İki evlilik yaptı; ilk eşinden Oya
(1956) ve Bahar (1962) adlarında
iki çocuğu var. Beyninde oluşan bir rahatsızlık sonucu, Yalova’da tatilde iken
yaşamını yitirdi, Ankara Karşıyaka Mezarlığında toprağa verildi.
Edebiyat Çalışmaları:
Munis Faik Ozansoy, İlhan Geçer, Gültekin Sâmanoğlu ve Yahya
Benakay ile birlikte Ankara’da Hisar
(1950-57 ve 1964-80, 277 sayı) dergisin kurdu, bir süre imtiyaz sahipliği
yaptı, yazı kurulu üyeliğinde bulundu. 1959'da Türk Ocağı Sanat Kolu
başkanlığını yürüttü ve arkadaşlarıyla birlikte Türk Yurdu dergisinin
sanat ve edebiyat sayfalarını yönetti. İlk şiiri (Antalya'da Kış)
1937'de Antalya gazetesinde çıkmıştı. Bu gazetede 1942 yılına kadar yayımlamayı
sürdürü.
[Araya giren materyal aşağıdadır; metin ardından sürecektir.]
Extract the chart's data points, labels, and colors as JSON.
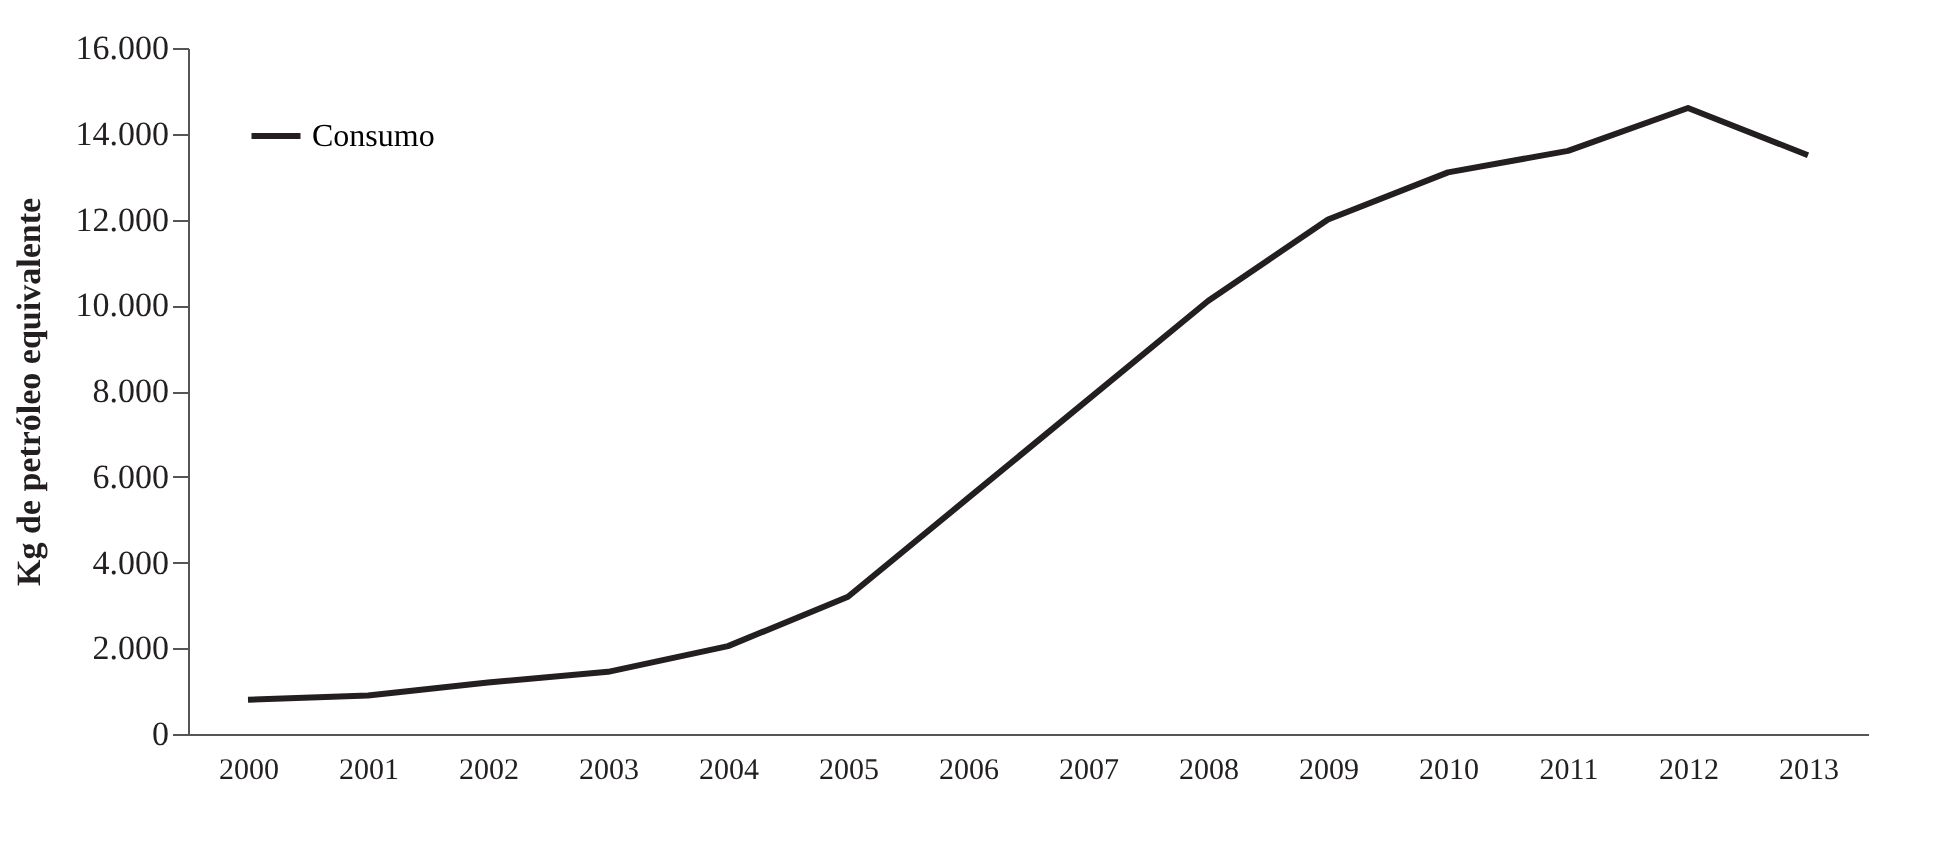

Bu arada Yedigün gibi magazin dergilerinde göründü. Şiirlerini,
denemelerini, eleştiri ve inceleme yazılarını 1942'den itibaren özellikle Çınaraltı
dergisi ile Zonguldak'ta çıkan aylık Doğu (1942-50) gazetesinde,
1950'den sonra da Yarım Ay, Hisar (1950-80), Çağrı (1957-64),
Türk Yurdu (1958-60), Ilgaz, Tür Edebiyatı (1981-88), ve Türk
Dili (1985-88) dergilerinde, edebi anılarını "Sanatçı Dostlarım"
başlığı altında Töre dergisinde yayımladı.
Hece ve aruz ölçüleriyle yazdığı şiirleriyle tanındı. Mehmet Kaplan’ın
değerlendirmesiyle; aruzu, taklide düşmeden, başarı ile kullandığı, İlhan
Geçer’e göre de; geleneksel şiirimizin rüzgârına yeni sesler, biçimler, yeni
fikirler, yeni renk ve duygular getirdiği kabul edildi. Milli kültüre dayalı
bir edebiyat anlayışı geliştirmeyi amaçlayan, sanatın propaganda aracı
yapılmasını ve öz Türkçeciliği eleştiren yazılarıyla "Hisar çevresi"
denilen grubun oluşmasına katkıda bulundu. Bu konuyla ilgili yazılarını Halkımız
ve Sanatımız (1970) kitabında topladı.
Bazı şiirlerini T. S. Halman ve Y. Mardin İngilizceye, Prof. A.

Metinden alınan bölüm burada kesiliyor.